The 10-Minute Fat-melting Workout To Do for Results, Trainer Says
How does a fat-melting workout sound to you? The best part is that you can do this routine in just 10 minutes of your time. If you're looking to trim up and lose any extra weight you're carrying, you need to be consistent with the basics: eating a healthy diet filled with lots of lean protein and veggies, getting in daily steps, and performing strength training exercises. The combination of these three things will help the extra fat come off and help you to reach your fitness goal. Read on to learn more about this 10-minute fat-melting workout you can do for some pretty awesome results.
When it comes to strength training, many people get overwhelmed. Some don't know where to begin, while others may have a limited amount of time in which to work out with a busy lifestyle. The answer to this dilemma is simple: You need to be efficient with your time when it comes to your workouts, which means choosing the best exercises to help achieve the best results.
You're in luck today, because with this time-efficient exercise plan, you don't need to spend hours on a workout. Plus, this routine doesn't require any fancy equipment. Whether you're a beginner or simply strapped for time, you can easily start with resistance bands and dumbbells.

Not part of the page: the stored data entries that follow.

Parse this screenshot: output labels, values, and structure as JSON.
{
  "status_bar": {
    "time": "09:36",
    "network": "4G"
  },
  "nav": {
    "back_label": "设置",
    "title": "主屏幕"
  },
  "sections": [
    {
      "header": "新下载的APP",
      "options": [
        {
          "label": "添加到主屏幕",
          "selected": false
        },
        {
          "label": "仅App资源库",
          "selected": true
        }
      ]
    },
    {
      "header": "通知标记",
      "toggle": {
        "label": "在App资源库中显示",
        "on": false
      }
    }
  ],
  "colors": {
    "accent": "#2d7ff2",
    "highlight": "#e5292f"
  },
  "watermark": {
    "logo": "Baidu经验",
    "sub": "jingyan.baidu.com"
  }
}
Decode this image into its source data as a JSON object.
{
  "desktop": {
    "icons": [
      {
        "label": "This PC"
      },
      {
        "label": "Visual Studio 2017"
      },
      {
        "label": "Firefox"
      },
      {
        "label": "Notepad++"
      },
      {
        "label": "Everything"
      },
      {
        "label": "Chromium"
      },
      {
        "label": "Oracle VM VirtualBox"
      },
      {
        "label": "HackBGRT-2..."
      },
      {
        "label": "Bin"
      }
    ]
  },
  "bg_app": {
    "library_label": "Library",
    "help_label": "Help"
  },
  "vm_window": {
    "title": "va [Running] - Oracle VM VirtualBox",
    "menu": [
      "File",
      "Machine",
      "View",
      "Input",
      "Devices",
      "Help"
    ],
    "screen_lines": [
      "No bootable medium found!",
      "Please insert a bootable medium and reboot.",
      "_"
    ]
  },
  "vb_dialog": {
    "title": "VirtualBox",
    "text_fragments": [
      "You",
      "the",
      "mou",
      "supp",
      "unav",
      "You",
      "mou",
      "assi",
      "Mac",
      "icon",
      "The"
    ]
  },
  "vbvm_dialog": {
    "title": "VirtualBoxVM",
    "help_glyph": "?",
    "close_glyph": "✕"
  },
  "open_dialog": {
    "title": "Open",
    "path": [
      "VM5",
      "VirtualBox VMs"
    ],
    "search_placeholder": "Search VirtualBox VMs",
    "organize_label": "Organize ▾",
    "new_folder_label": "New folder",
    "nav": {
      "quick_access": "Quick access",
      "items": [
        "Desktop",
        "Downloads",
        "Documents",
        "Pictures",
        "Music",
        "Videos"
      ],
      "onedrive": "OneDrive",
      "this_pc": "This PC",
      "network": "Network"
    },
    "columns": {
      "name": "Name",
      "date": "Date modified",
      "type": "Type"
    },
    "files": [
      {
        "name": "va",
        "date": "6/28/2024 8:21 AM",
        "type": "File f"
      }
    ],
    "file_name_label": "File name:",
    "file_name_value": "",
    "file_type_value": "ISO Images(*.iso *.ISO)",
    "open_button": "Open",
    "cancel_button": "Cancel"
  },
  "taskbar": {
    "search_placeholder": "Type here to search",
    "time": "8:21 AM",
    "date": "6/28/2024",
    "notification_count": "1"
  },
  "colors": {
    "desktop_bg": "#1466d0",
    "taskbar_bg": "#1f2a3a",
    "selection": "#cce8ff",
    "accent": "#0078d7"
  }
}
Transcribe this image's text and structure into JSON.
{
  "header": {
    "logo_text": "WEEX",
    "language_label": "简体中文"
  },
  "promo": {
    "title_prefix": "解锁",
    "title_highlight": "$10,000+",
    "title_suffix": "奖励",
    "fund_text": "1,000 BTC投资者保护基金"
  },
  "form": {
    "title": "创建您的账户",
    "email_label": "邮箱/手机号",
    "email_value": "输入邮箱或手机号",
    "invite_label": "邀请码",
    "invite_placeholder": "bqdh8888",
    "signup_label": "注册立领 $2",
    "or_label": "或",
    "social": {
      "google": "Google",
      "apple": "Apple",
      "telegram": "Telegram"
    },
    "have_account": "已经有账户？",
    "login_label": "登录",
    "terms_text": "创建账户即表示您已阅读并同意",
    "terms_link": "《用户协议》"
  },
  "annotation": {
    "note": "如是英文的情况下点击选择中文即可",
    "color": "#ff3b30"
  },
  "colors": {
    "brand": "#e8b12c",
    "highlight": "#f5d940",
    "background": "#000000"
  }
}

Below is a sample workout that you can do in a short amount of time. Set a timer for just 10 minutes, and perform as many sets of the exercises mapped out below. Get ready for the best fat-melting workout you didn't see coming! And next up, don't miss The 6 Best Exercises for Strong and Toned Arms in 2022, Trainer Says.
Band Squat to Row
Start the Band Squat to Row by wrapping a resistance band around a sturdy beam or pole. Take a few steps back to get some tension on the band. Keeping your chest tall and core tight, push your hips back, and squat down until your hips are at least parallel to the ground. Come back up by driving through your heels and hips. While you're coming back up, perform a row by pulling the band back with your elbows, as you squeeze your shoulder blades together. Straighten your arms fully before performing another rep. Complete as many sets as you can of 15 reps. If you have extra time, go for the gold, and push yourself!
Feet Elevated Dumbbell Pushups
To begin these pushups, place the pair of dumbbells in front of you while positioning your feet on top of a stable surface. Keeping your core tight, hips high, and chest tall, use your control to lower your body, coming down until your chest is an inch or two above the ground. Then, push yourself back up, flexing your upper pecs and triceps to finish. Perform as many sets of 10 to 15 reps.
Reverse Lunge + Press
Begin your Reverse Lunge + Press by holding a pair of dumbbells in front of your shoulders. Keeping your chest tall and core tight, step back with one leg until your knee touches the ground. When you're at the bottom of the movement, press the weights up, then lower them back down before stepping back to the starting position. Perform 6 reps on one leg before switching sides.
Lay flat on your back to start your Flutter Kicks with your feet at least 6 inches off the ground. Press your hands into the ground and curl your body up with your ribs pulled down. With your core tight, begin kicking your legs up and down as if you're swimming. Maintain tension in your abs the entire time of the movement. Complete as many sets of 30 reps on each leg.